Efficient and stable full-printed mesoscopic perovskite solar cells with potassium hexafluorophosphate additives

Abstract

Full-printed mesoscopic perovskite solar cells (MPSCs) have great potential in commercial applications because of their screen-printing process and excellent stability; however, the defect and filling issues in MPSCs still limit device performance. Here, an efficient passivation strategy with potassium hexafluorophosphate (KPF₆) as an additive is proposed to overcome the above issues. The properties of the films and the corresponding performances of MPSCs with KPF₆ are systemically investigated. The results show the crystallinity, defect issues, filling of the perovskite in the mesoporous structure and hydrophobicity of the MPSCs are all improved with KPF₆ introduction, which results in the inhabitation of non-radiative recombination loss, and raises the photoelectric performance and stability.
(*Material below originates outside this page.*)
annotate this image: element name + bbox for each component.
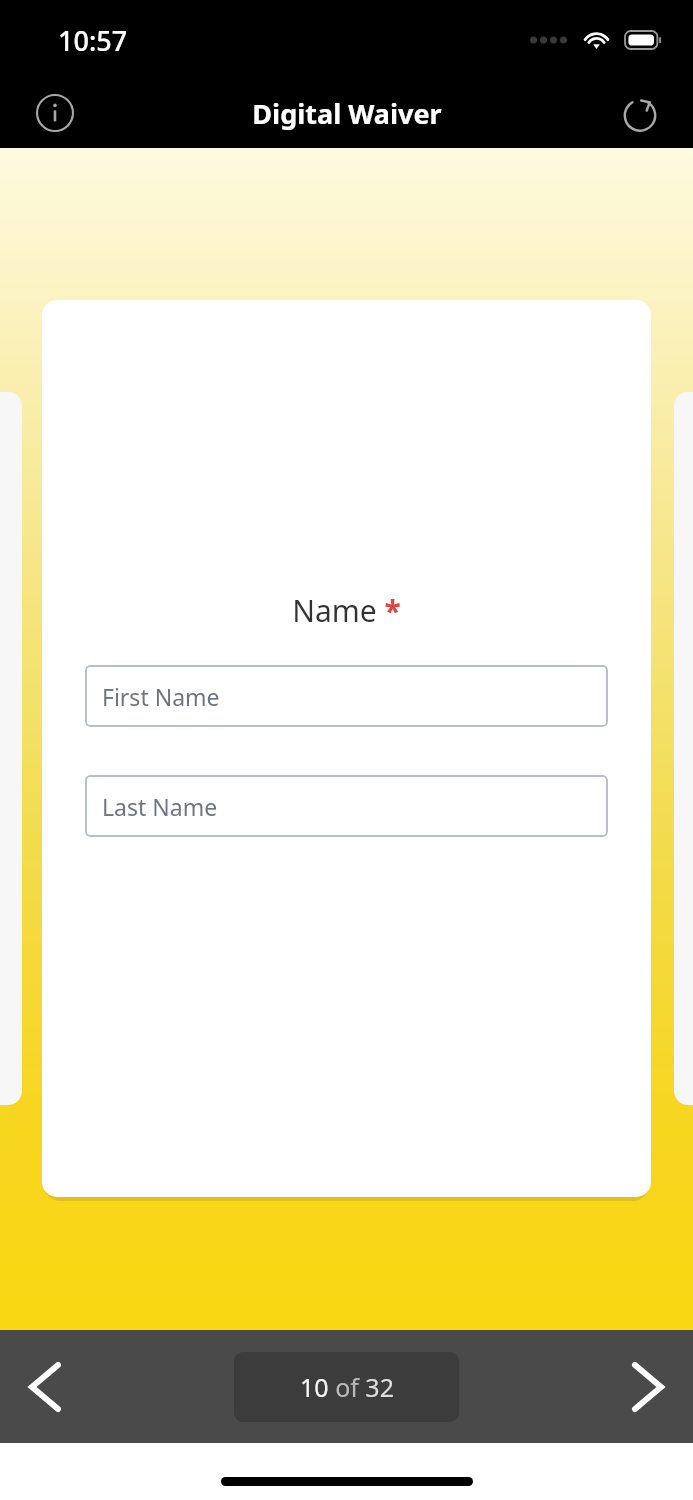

With the KPF₆ additive in the MPSCs, the power conversion efficiency (PCE) of the champion devices reached 15.39%, which is significantly raised by ∼10% against that of the control devices (14.16%). The unencapsulated MPSCs with KPF₆ maintain 95% of their initial PCE after 50 days stored in air (25 ± 5 °C @ 50 ± 5% RH), while the MPSCs without KPF₆ only maintain 80% of their initial PCE. This work provides an effective passivation strategy to improve the PCE and stability of MPSCs.